Maureen suspiró mientras lo miraba pensárselo. Las chicas del valle ya sabían qué esperar de Mike. Les daba un cierto prestigio social salir con él una noche, pero si la chica esperaba a que él la pasara a buscar, se arriesgaba a llegar dos horas tarde. Siempre había un imperativo médico. E incluso cuando él aparecía, siempre había el riesgo de encontrarse el asiento ocupado por un rollizo perro marrón y blanco.

Sin embargo, seguían intentándolo. Era una pareja de baile fantástica, y si tenían la suerte de que su teléfono no sonase y que el perro no estuviese con él, cabía la posibilidad de que las llevase a casa en el fantástico Aston Martin y quizás un beso…

Pero nada más.

– Sí, tiene razón. El consejo del condado apoya al hospital -dijo abstraído-, así que tengo que ir al baile. Dígale a Liz que está bien, que me encontraré con ella allí.

– ¿No le gustaría llamarla y decírselo usted en persona?

– ¿Por qué? -preguntó, frunciendo las cejas mientras miraba la lista de visitas que tenía que hacer.

– Porque un día de éstos no querrá que su secretaria le organice la vida amorosa -le respondió.

– ¿Y por qué iba a cambiar ahora? -sonrió y se metió la lista en el bolsillo-. Se le da muy bien. Mi vida amorosa es totalmente satisfactoria gracias a usted, Maureen.

Se inclinó y le dio un beso en la cabeza y se fue a su Aston Martin que, aparte de Strop, era el amor de su vida, el único amor de su vida.
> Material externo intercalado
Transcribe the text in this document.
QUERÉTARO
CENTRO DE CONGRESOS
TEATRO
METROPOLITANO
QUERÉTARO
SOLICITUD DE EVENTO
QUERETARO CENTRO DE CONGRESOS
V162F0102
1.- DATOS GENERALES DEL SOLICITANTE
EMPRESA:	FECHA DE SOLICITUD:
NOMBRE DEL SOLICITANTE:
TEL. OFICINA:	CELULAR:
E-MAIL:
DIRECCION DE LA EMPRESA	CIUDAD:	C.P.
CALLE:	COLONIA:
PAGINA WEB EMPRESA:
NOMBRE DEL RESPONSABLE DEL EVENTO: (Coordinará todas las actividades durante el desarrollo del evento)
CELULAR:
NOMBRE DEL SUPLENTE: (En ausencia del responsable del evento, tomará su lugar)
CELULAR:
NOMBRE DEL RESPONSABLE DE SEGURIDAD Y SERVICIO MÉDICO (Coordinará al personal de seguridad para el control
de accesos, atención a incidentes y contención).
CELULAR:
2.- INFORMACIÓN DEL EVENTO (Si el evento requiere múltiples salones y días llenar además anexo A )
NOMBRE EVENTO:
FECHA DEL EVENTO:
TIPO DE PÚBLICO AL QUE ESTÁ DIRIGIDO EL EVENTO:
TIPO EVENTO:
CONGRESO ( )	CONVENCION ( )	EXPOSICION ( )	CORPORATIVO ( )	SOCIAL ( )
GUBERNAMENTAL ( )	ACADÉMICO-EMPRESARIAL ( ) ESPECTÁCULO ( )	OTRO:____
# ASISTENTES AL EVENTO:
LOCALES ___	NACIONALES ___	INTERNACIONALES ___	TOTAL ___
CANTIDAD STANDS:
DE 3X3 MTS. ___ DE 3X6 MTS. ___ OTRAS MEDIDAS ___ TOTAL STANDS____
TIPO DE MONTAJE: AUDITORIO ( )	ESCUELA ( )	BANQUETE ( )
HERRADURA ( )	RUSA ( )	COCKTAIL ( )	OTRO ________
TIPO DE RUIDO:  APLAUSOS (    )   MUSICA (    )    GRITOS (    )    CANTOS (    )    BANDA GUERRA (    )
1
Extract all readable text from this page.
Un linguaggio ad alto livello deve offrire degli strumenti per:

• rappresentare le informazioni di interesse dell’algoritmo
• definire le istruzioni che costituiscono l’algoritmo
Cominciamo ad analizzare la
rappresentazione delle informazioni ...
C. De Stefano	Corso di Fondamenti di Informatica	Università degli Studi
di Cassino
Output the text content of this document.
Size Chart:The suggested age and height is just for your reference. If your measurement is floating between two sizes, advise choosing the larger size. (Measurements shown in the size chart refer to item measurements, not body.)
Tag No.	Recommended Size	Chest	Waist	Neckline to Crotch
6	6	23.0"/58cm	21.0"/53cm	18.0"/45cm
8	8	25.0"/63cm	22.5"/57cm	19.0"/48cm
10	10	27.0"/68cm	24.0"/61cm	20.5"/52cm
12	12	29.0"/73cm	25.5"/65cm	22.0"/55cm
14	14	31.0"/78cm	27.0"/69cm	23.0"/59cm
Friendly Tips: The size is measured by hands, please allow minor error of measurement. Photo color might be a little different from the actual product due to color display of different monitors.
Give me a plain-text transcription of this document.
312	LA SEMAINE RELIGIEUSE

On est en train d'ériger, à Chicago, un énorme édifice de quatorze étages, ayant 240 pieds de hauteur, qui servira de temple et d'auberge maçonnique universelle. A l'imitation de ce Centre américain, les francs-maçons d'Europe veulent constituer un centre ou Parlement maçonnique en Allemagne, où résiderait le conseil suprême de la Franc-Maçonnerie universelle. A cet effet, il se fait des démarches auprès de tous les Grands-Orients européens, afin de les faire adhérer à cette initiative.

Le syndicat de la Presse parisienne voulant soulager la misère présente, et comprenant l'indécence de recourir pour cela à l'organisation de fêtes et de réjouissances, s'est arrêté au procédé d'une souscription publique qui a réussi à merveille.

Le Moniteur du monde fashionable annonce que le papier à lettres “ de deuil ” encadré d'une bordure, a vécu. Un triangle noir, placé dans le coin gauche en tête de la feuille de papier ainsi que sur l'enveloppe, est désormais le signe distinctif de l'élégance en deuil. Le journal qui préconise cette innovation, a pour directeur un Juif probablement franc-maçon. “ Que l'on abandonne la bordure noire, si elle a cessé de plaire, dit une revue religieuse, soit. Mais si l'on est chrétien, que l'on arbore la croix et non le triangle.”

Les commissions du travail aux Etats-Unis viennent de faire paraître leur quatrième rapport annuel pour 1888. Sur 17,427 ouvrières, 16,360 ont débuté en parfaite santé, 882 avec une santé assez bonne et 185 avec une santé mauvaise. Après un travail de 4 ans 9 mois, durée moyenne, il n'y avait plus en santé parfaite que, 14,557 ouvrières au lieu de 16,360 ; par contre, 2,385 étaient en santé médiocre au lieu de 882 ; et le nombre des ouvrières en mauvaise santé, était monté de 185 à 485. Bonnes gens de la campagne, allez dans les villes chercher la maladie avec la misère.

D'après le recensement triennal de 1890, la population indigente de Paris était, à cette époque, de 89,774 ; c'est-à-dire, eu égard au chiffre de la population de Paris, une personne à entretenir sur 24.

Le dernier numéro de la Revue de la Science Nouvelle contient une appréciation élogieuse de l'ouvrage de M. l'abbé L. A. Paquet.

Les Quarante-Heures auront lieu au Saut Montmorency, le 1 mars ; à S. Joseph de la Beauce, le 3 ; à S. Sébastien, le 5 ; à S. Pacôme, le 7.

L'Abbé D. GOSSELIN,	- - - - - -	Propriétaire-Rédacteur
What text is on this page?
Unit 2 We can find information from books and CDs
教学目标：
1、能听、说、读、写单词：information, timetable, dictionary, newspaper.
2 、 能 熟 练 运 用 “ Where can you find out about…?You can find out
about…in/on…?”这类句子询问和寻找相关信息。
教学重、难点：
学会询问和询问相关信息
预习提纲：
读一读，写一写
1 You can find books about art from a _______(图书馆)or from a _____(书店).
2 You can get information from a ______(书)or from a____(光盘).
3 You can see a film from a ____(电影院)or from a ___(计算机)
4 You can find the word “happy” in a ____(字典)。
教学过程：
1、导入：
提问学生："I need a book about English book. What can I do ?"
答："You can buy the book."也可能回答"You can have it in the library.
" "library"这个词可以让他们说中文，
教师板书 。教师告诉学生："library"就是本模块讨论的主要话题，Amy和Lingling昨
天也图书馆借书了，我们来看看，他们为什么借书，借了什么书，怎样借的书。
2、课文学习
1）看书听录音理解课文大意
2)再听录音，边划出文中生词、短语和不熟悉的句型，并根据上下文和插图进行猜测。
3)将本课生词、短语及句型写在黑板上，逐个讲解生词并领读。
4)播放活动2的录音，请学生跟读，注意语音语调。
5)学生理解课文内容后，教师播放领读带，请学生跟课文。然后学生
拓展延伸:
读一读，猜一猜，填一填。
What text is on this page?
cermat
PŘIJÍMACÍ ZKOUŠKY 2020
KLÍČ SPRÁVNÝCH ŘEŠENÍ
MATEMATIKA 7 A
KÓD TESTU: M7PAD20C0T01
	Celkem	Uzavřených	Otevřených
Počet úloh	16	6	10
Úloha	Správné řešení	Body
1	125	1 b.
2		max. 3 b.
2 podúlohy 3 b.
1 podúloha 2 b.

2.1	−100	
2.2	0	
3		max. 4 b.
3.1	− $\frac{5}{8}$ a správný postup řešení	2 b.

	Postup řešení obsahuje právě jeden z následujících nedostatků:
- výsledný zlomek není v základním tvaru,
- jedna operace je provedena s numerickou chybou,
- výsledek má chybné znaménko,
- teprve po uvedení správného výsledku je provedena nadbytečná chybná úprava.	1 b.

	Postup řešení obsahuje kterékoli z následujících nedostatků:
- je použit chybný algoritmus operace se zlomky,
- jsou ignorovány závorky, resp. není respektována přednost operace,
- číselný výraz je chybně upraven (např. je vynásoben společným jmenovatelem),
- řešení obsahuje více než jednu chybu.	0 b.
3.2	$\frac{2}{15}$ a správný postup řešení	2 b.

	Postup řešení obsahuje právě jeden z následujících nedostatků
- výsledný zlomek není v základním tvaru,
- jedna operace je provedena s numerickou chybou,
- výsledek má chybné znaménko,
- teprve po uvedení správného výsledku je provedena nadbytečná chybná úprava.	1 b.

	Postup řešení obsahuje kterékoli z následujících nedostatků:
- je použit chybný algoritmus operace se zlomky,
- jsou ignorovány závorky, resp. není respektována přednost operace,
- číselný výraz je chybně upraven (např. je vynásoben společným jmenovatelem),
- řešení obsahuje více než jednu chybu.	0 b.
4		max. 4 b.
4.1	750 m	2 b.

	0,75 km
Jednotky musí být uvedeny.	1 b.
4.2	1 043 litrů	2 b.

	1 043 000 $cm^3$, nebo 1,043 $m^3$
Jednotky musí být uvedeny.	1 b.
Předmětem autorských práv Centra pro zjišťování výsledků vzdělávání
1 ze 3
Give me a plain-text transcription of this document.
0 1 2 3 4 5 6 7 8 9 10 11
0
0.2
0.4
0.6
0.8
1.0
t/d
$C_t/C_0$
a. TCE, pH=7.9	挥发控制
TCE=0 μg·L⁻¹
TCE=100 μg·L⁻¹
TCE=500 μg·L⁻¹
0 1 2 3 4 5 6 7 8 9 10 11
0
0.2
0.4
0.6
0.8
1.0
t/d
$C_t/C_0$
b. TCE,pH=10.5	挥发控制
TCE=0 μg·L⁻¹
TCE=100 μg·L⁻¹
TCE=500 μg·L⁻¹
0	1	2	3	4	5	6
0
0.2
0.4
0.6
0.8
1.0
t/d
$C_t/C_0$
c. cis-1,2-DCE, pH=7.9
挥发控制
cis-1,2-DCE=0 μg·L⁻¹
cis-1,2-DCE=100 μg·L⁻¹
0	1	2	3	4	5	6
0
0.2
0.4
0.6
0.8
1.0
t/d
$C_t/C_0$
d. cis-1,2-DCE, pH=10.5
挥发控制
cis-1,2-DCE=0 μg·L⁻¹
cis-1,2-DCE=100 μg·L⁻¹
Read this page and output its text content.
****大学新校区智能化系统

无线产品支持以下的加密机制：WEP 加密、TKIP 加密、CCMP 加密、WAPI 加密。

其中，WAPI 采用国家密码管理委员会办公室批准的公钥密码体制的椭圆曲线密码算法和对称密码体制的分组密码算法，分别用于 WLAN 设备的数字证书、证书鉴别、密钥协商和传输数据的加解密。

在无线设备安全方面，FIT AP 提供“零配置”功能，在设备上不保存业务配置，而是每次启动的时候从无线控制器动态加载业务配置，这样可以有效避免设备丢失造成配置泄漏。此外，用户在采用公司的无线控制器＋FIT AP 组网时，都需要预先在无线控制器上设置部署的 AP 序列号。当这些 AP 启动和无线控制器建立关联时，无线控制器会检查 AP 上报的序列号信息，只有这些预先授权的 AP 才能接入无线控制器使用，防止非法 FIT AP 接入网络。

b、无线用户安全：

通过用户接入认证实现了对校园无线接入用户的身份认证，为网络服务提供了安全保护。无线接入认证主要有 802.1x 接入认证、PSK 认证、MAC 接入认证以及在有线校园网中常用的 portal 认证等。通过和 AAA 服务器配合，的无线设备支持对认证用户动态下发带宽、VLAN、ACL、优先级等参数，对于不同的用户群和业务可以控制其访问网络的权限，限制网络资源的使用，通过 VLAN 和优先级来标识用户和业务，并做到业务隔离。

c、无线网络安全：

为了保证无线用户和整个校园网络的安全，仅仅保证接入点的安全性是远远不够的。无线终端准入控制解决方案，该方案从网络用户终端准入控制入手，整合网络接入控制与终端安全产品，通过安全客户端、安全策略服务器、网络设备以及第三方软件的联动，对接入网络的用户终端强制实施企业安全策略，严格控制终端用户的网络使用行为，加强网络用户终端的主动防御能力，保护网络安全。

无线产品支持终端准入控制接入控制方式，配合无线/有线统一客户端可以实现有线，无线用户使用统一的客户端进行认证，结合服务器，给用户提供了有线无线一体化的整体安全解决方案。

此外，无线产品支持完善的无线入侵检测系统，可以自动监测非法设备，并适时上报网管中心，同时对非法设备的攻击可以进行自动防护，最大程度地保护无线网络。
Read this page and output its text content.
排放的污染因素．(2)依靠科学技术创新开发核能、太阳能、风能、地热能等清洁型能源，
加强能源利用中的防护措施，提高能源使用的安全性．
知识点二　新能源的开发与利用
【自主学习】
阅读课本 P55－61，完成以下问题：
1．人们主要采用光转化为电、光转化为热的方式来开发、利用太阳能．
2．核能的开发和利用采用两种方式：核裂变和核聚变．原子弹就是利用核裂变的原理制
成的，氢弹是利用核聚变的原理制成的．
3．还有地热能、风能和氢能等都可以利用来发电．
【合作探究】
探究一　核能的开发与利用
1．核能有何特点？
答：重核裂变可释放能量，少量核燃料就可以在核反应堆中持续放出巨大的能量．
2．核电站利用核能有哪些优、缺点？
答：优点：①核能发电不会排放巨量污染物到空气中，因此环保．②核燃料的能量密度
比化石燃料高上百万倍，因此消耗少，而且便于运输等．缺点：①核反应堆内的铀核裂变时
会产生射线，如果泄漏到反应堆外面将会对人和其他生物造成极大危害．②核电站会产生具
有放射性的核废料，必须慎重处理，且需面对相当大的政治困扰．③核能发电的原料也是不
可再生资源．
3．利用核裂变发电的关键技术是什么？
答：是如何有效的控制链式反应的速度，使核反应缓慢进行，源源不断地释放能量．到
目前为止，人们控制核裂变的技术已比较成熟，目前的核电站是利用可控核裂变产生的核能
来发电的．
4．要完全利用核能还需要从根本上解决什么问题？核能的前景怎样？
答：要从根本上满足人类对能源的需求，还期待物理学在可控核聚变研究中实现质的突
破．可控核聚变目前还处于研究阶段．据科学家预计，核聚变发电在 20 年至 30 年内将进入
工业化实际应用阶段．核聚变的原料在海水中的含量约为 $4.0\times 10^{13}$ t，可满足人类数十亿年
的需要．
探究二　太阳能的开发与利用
Tenía que hacer las visitas.

No llegó al hospital hasta las diez de la noche y comenzaba a sentir el cansancio. Lo cierto era que estaba molido.

Strop ya estaba dormido y sin ningún interés de preguntarle cómo le había ido.

– Quién tuviera la mitad de tu suerte -le dijo al perro, que ni se inmutó.

Hizo la ronda de las habitaciones, controló el progreso de sus enfermos y cambió algunos tratamientos con el personal nocturno. Dejó a Henry para el final, ya que no estaba preocupado por él en absoluto. Cada vez que había llamado por teléfono le habían asegurado que estaba bien.

Abrió la puerta de la habitación suavemente y tuvo que tragarse la desilusión. Louise, una enfermera joven, estaba con el anciano, pero Tess no se hallaba allí.

– Parece que todo va bien, doctor -le dijo Louise, alcanzándole la gráfica de observación-. El señor Westcott está despierto.

– Conque sí, ¿eh, Henry? -dijo Mike sonriente y se dirigió a la cama. El viejo rostro de Henry se veía consumido y flaco contra la blancura de la sábana, pero en la débil luz de la lámpara sus ojos hundidos lo miraban con aguda inteligencia.

– Mike…

Mike le agarró la mano.

– Bienvenido a la tierra de los vivos, señor -le dijo en voz baja.

– Fue gracias a ti.

La voz de Henry era sorprendentemente fuerte, considerando las circunstancias. Mike se sintió inundado de alivio. Cielos, después de lo que había pasado, el anciano era un hueso duro de roer.

– Su rescate se debe a su nieta -le dijo-. Tessa es una señorita decidida.

– Sí que lo es. Mi Tess… -dijo Henry y cerró los ojos durante un largo rato. Mike pensó que se había dormido, pero la mano que apretaba la suya se mantenía firme.